U.S. Court On International Trade Rules Against Trump Administration In Section 232 Case

As MetalMiner reports, on July 16 the U.S. Court of International Trade ruled the Trump administration’s decision to double its Section 232 steel tariffs to 50 percent for imports from Turkey violated the U.S. Constitution’s Fifth Amendment’s Equal Protection guarantees.

Those higher tariffs were in place from August 2018 to May 2019, a period during which some U.S. importers had paid the higher rates.

Specifically, as SteelGuru explains, the court ruled the Trump administration’s decision “was procedurally deficient and singles out importers in violation of the constitutional guarantee of equal protection.” The court said, “National security is dependent on sensitive and ever-changing dynamics; the temporal restrictions on the President’s power to take action pursuant to a report and recommendation by the Secretary are not a mere directory guideline, but a restriction that requires strict adherence.
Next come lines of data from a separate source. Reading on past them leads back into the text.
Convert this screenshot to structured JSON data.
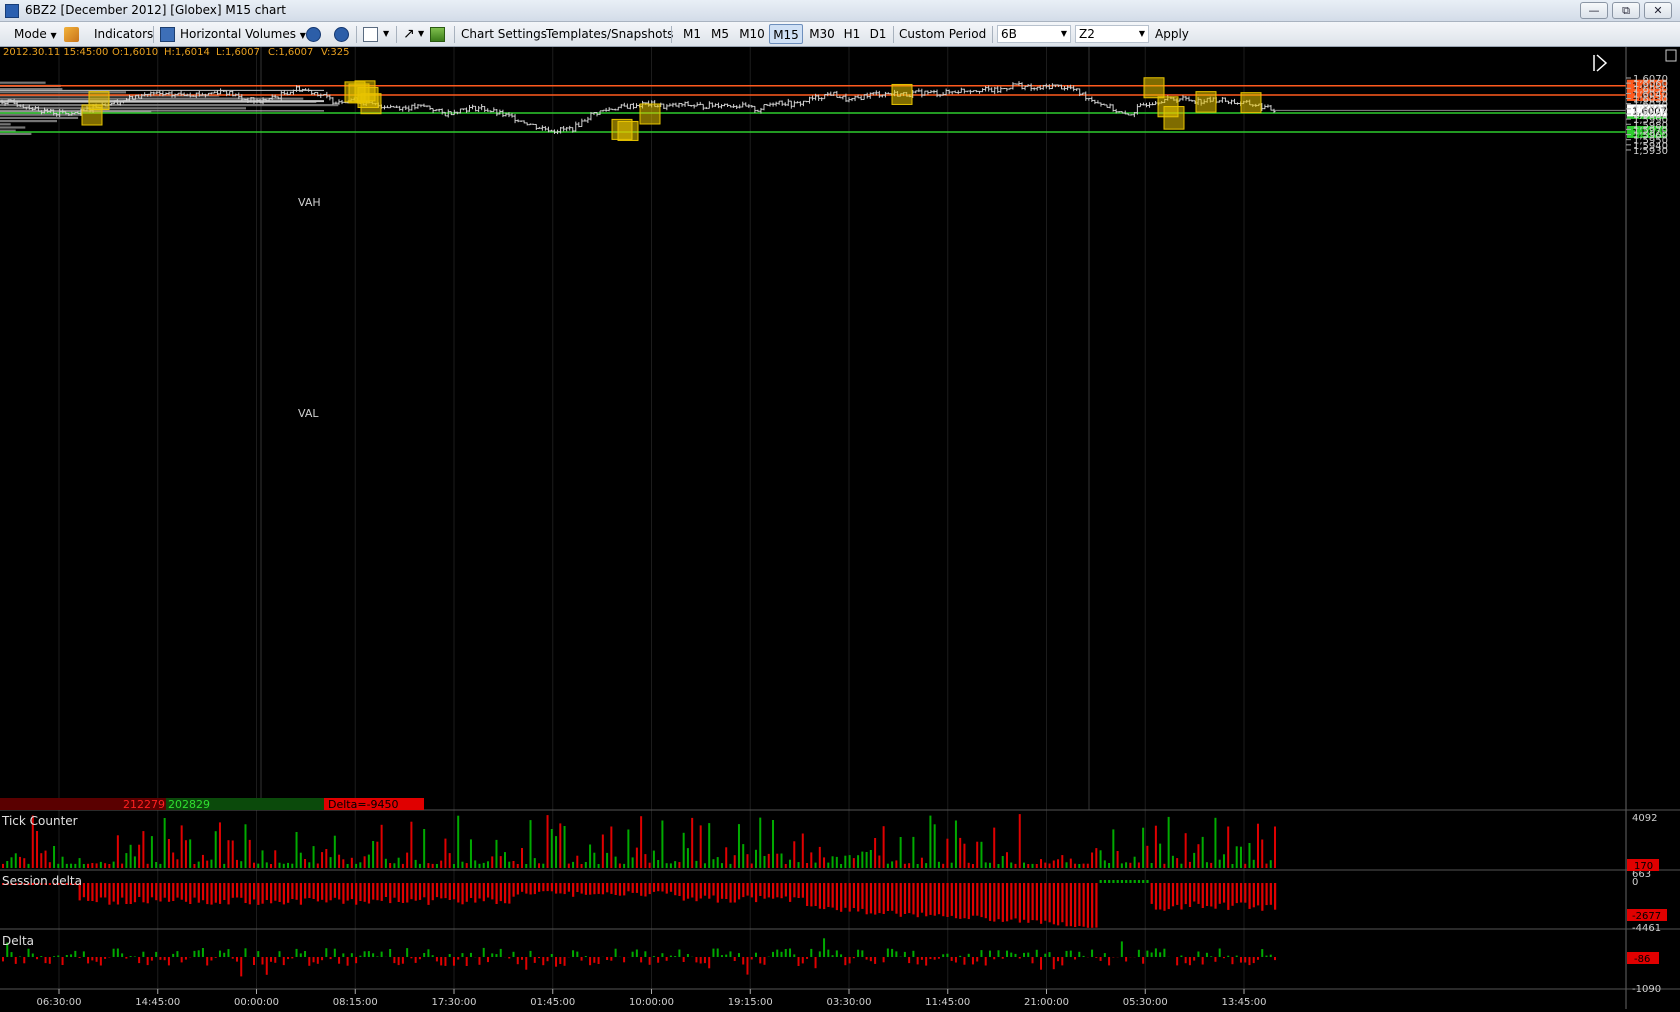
{
  "window": {
    "title": "6BZ2 [December 2012] [Globex] M15 chart",
    "buttons": [
      "minimize",
      "restore",
      "close"
    ]
  },
  "toolbar": {
    "mode": "Mode",
    "indicators": "Indicators",
    "horizontal_volumes": "Horizontal Volumes",
    "chart_settings": "Chart Settings",
    "templates": "Templates/Snapshots",
    "timeframes": [
      "M1",
      "M5",
      "M10",
      "M15",
      "M30",
      "H1",
      "D1"
    ],
    "active_timeframe": "M15",
    "custom_period": "Custom Period",
    "symbol": "6B",
    "contract": "Z2",
    "apply": "Apply"
  },
  "ohlc_readout": {
    "datetime": "2012.30.11 15:45:00",
    "open": "O:1,6010",
    "high": "H:1,6014",
    "low": "L:1,6007",
    "close": "C:1,6007",
    "volume": "V:325"
  },
  "colors": {
    "resistance": "#ff5a1e",
    "support": "#2ecc2e",
    "highlight_box": "#e8c400",
    "profile": "#8a8a8a",
    "candles": "#d0d0d0",
    "neg_bar": "#e00000",
    "pos_bar": "#00aa00"
  },
  "chart_data": {
    "type": "line",
    "instrument": "6BZ2",
    "timeframe": "M15",
    "price_axis": {
      "ticks": [
        "1,6070",
        "1,6060",
        "1,6050",
        "1,6040",
        "1,6030",
        "1,6020",
        "1,6010",
        "1,6000",
        "1,5990",
        "1,5980",
        "1,5970",
        "1,5960",
        "1,5950",
        "1,5940",
        "1,5930"
      ],
      "range": [
        1.5927,
        1.6075
      ]
    },
    "time_axis": {
      "ticks": [
        "06:30:00",
        "14:45:00",
        "00:00:00",
        "08:15:00",
        "17:30:00",
        "01:45:00",
        "10:00:00",
        "19:15:00",
        "03:30:00",
        "11:45:00",
        "21:00:00",
        "05:30:00",
        "13:45:00"
      ]
    },
    "levels": [
      {
        "label": "1,6055",
        "value": 1.6055,
        "kind": "resistance"
      },
      {
        "label": "1,6037",
        "value": 1.6037,
        "kind": "resistance"
      },
      {
        "label": "1,6002",
        "value": 1.6002,
        "kind": "support"
      },
      {
        "label": "1,5965",
        "value": 1.5965,
        "kind": "support"
      }
    ],
    "last_price": {
      "label": "1,6007",
      "value": 1.6007
    },
    "volume_profile": {
      "vah_label": "VAH",
      "val_label": "VAL",
      "vah": 1.6046,
      "val": 1.6006
    },
    "price_series_approx": [
      [
        0,
        1.6025
      ],
      [
        1,
        1.6018
      ],
      [
        2,
        1.6008
      ],
      [
        3,
        1.6002
      ],
      [
        4,
        1.5998
      ],
      [
        5,
        1.6015
      ],
      [
        6,
        1.6022
      ],
      [
        7,
        1.603
      ],
      [
        8,
        1.604
      ],
      [
        9,
        1.6036
      ],
      [
        10,
        1.604
      ],
      [
        11,
        1.6038
      ],
      [
        12,
        1.6046
      ],
      [
        13,
        1.603
      ],
      [
        14,
        1.6024
      ],
      [
        15,
        1.6035
      ],
      [
        16,
        1.605
      ],
      [
        17,
        1.6042
      ],
      [
        18,
        1.6025
      ],
      [
        19,
        1.6028
      ],
      [
        20,
        1.6018
      ],
      [
        21,
        1.6015
      ],
      [
        22,
        1.6012
      ],
      [
        23,
        1.6015
      ],
      [
        24,
        1.6
      ],
      [
        25,
        1.601
      ],
      [
        26,
        1.6012
      ],
      [
        27,
        1.6
      ],
      [
        28,
        1.599
      ],
      [
        29,
        1.5975
      ],
      [
        30,
        1.5968
      ],
      [
        31,
        1.5972
      ],
      [
        32,
        1.6
      ],
      [
        33,
        1.601
      ],
      [
        34,
        1.6015
      ],
      [
        35,
        1.602
      ],
      [
        36,
        1.6014
      ],
      [
        37,
        1.6018
      ],
      [
        38,
        1.6015
      ],
      [
        39,
        1.6019
      ],
      [
        40,
        1.6016
      ],
      [
        41,
        1.6008
      ],
      [
        42,
        1.6025
      ],
      [
        43,
        1.6018
      ],
      [
        44,
        1.603
      ],
      [
        45,
        1.604
      ],
      [
        46,
        1.6025
      ],
      [
        47,
        1.6038
      ],
      [
        48,
        1.604
      ],
      [
        49,
        1.6038
      ],
      [
        50,
        1.6042
      ],
      [
        51,
        1.604
      ],
      [
        52,
        1.6046
      ],
      [
        53,
        1.6048
      ],
      [
        54,
        1.6045
      ],
      [
        55,
        1.6058
      ],
      [
        56,
        1.6048
      ],
      [
        57,
        1.6055
      ],
      [
        58,
        1.605
      ],
      [
        59,
        1.603
      ],
      [
        60,
        1.6015
      ],
      [
        61,
        1.5995
      ],
      [
        62,
        1.602
      ],
      [
        63,
        1.6028
      ],
      [
        64,
        1.603
      ],
      [
        65,
        1.6025
      ],
      [
        66,
        1.6028
      ],
      [
        67,
        1.6022
      ],
      [
        68,
        1.6018
      ],
      [
        69,
        1.6007
      ]
    ],
    "panels": [
      {
        "name": "Tick Counter",
        "axis_top": "4092",
        "value": "170"
      },
      {
        "name": "Session delta",
        "axis_top": "663",
        "axis_zero": "0",
        "axis_bottom": "-4461",
        "value": "-2677"
      },
      {
        "name": "Delta",
        "axis_bottom": "-1090",
        "value": "-86"
      }
    ],
    "buy_sell_bar": {
      "sell": "212279",
      "buy": "202829",
      "delta": "Delta=-9450"
    }
  }
}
This procedure ensures the president has the most up-to-date national security guidance. The president has no authority to modify preexisting Section 232 tariffs outside the stated timelines.”

As FastmarketsAMM explains, the ruling means “the president cannot then modify the Section 232 order by presidential proclamation without obtaining a new report from Commerce and restarting the clock on the timelines for action.”